Wait awhile, they will age.

And don't get me wrong. As I said before, those who like them love them. I don't but I'm truly happy for all who do. I just don't find using a manual measure and my beam scale all the much trouble and I TRUST it!
Great points Woods.
With mine I have tuned the program, preweighted to linearity, installed 'the straw' mod, and wired in a potentiometer for different powder settings. This gets me well within .1gr .
I can punch what I want, hit dispense & seat the last charged case like you do.

On the beep, I pick up & re-set the pan(disturb the reading) for a proof read. I have gotten where I can sense a single granule off by the way the scale settles, rounds the value, & locks in.
For example, if I dispense 47.4gr, disturb the pan, and watch it go right to and hold 47.3 for a few seconds before changing to 47.4, I know I'm a granule low. So I pick one from another pan & drop it in, then re-set the pan again. Now it will go right to 47.4 and hold.
It rounds down the same(with the same timing).

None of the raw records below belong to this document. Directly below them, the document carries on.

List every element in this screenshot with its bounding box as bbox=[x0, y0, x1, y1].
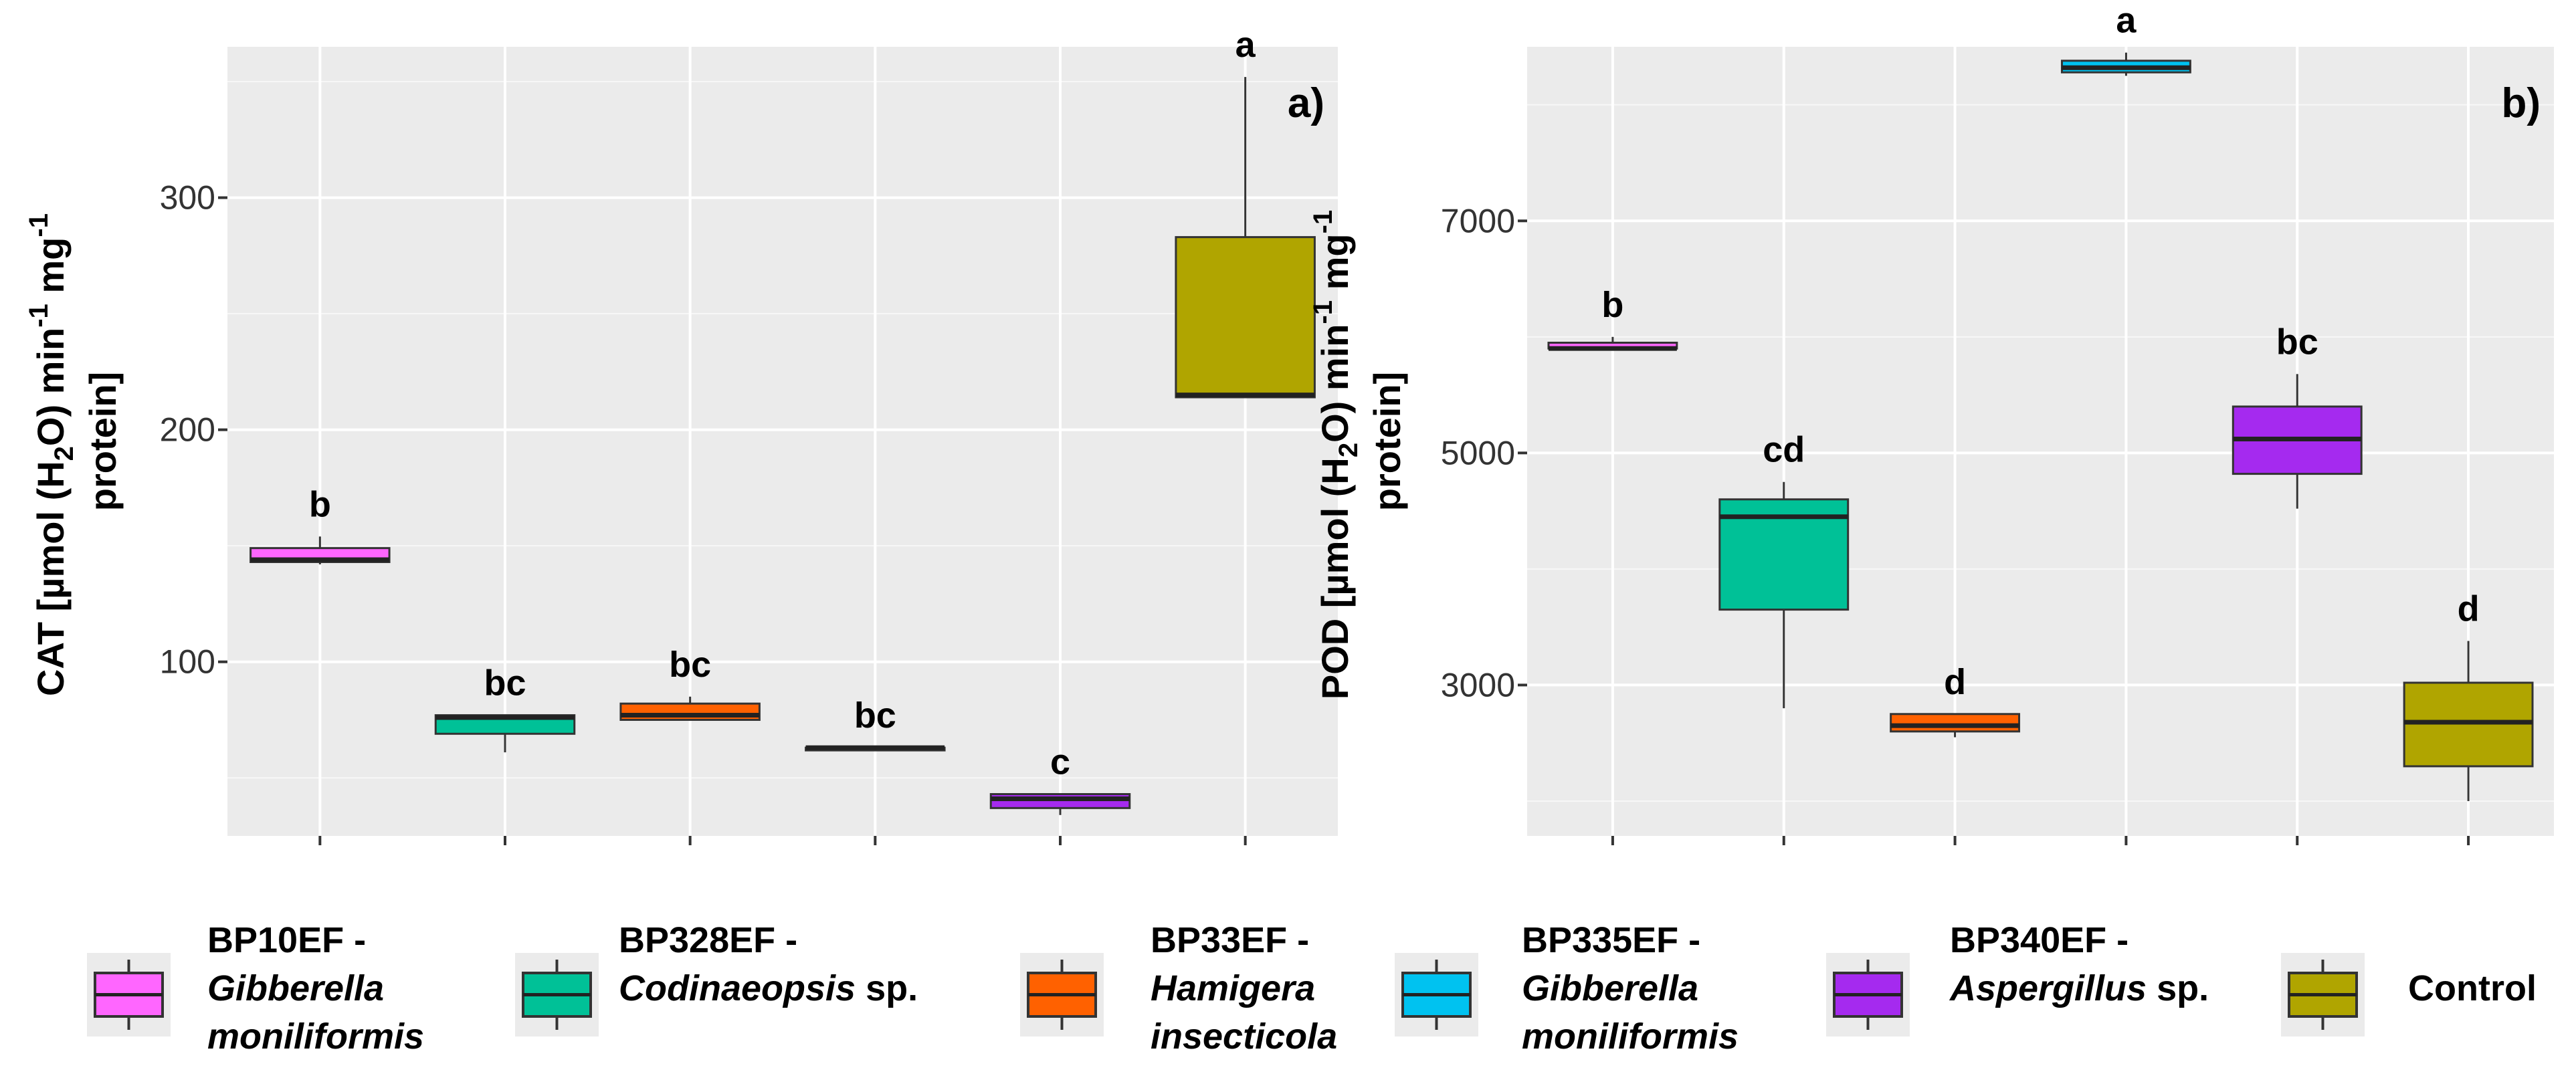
legend: BP10EF - Gibberella moniliformis BP328EF… bbox=[0, 903, 2576, 1090]
legend-key-bp10ef bbox=[87, 953, 171, 1037]
significance-letter: c bbox=[1050, 742, 1070, 782]
legend-code-bp10ef: BP10EF - bbox=[207, 920, 367, 960]
box-control: d bbox=[2403, 588, 2534, 801]
legend-genus-bp10ef: Gibberella bbox=[207, 968, 385, 1008]
box-bp340ef: bc bbox=[2232, 322, 2363, 509]
legend-key-bp335ef bbox=[1395, 953, 1478, 1037]
significance-letter: b bbox=[1601, 285, 1623, 325]
significance-letter: bc bbox=[854, 695, 896, 736]
legend-suffix-bp328ef: sp. bbox=[856, 968, 918, 1008]
legend-species-bp335ef: moniliformis bbox=[1522, 1016, 1739, 1057]
box-bp10ef: b bbox=[1547, 285, 1678, 351]
significance-letter: d bbox=[1944, 662, 1966, 702]
y-axis-title-line2: protein] bbox=[82, 372, 124, 511]
box-body bbox=[1175, 236, 1316, 399]
legend-species-bp10ef: moniliformis bbox=[207, 1016, 425, 1057]
y-tick-label: 5000 bbox=[1441, 434, 1515, 471]
box-bp335ef: bc bbox=[805, 695, 946, 752]
y-axis-title-line2: protein] bbox=[1366, 372, 1408, 511]
box-control: a bbox=[1175, 25, 1316, 399]
legend-key-control bbox=[2281, 953, 2365, 1037]
legend-genus-bp33ef: Hamigera bbox=[1151, 968, 1316, 1008]
box-bp328ef: cd bbox=[1718, 430, 1850, 709]
y-tick-label: 100 bbox=[160, 643, 215, 681]
significance-letter: bc bbox=[669, 645, 711, 685]
box-bp33ef: d bbox=[1890, 662, 2021, 738]
plot-background bbox=[1527, 47, 2554, 836]
significance-letter: a bbox=[2116, 1, 2137, 41]
y-axis-title: POD [µmol (H2O) min-1 mg-1 bbox=[1308, 210, 1363, 699]
legend-genus-bp340ef: Aspergillus bbox=[1950, 968, 2147, 1008]
legend-genus-bp335ef: Gibberella bbox=[1522, 968, 1699, 1008]
y-tick-label: 300 bbox=[160, 179, 215, 217]
legend-code-control: Control bbox=[2408, 968, 2537, 1008]
panel-label: b) bbox=[2501, 80, 2541, 126]
legend-species-bp33ef: insecticola bbox=[1151, 1016, 1338, 1057]
significance-letter: cd bbox=[1763, 430, 1805, 470]
box-bp328ef: bc bbox=[434, 663, 576, 753]
box-bp335ef: a bbox=[2060, 1, 2191, 76]
box-bp10ef: b bbox=[250, 484, 391, 564]
legend-genus-bp328ef: Codinaeopsis bbox=[619, 968, 856, 1008]
significance-letter: bc bbox=[2276, 322, 2318, 362]
y-axis-title: CAT [µmol (H2O) min-1 mg-1 bbox=[24, 213, 79, 696]
significance-letter: d bbox=[2458, 588, 2480, 629]
legend-code-bp33ef: BP33EF - bbox=[1151, 920, 1310, 960]
legend-code-bp328ef: BP328EF - bbox=[619, 920, 798, 960]
plot-background bbox=[227, 47, 1338, 836]
legend-code-bp335ef: BP335EF - bbox=[1522, 920, 1701, 960]
panel-label: a) bbox=[1288, 80, 1324, 126]
significance-letter: a bbox=[1235, 25, 1256, 65]
panel-a-cat: 100 200 300 b bc bc bc c a a) CAT [µmol (H2O) min-… bbox=[24, 25, 1338, 845]
y-tick-label: 3000 bbox=[1441, 666, 1515, 703]
significance-letter: b bbox=[309, 484, 331, 524]
box-bp33ef: bc bbox=[619, 645, 761, 721]
legend-key-bp340ef bbox=[1826, 953, 1910, 1037]
legend-key-bp328ef bbox=[515, 953, 599, 1037]
legend-code-bp340ef: BP340EF - bbox=[1950, 920, 2129, 960]
y-tick-label: 200 bbox=[160, 411, 215, 449]
significance-letter: bc bbox=[484, 663, 526, 703]
legend-suffix-bp340ef: sp. bbox=[2147, 968, 2209, 1008]
box-body bbox=[1890, 713, 2021, 733]
legend-key-bp33ef bbox=[1020, 953, 1104, 1037]
y-tick-label: 7000 bbox=[1441, 202, 1515, 239]
box-bp340ef: c bbox=[989, 742, 1131, 815]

There are plenty of excellent scales out there with higher resolution. But they need to be enclosed to read correctly, and re-zero'd constantly. When you get down to ~.02gr resolution without an enclosure, you have to shutdown the ventilation, make anyone moving in the house move on out the door, and condition the scale power. The Prometheus is basically an enclosed version of the ChargeMaster, so it goes more accurate than needed. No prize for that on my bench though.
mikecr & woods, I was hoping sooner or later that someone would chime in and back me up here. Those of us who own one already know just how good a product they really are. But if it wasn't for guy's like us to field test equipment like this, the "others" wouldn't have any way of knowing. This scale repeats it's self everytime without fail and I rely on it totally. You guys really put it best so I'll leave it at that!

There is a little trick using a Mcdonald straw on the end of the trickler that really is the cats *** for stopping over throughn charges. Check out my previous post.

Oh and how could we foreget, you can program in up to, I think its 30 of your favorite loads. Tell me, what beam scale can do that?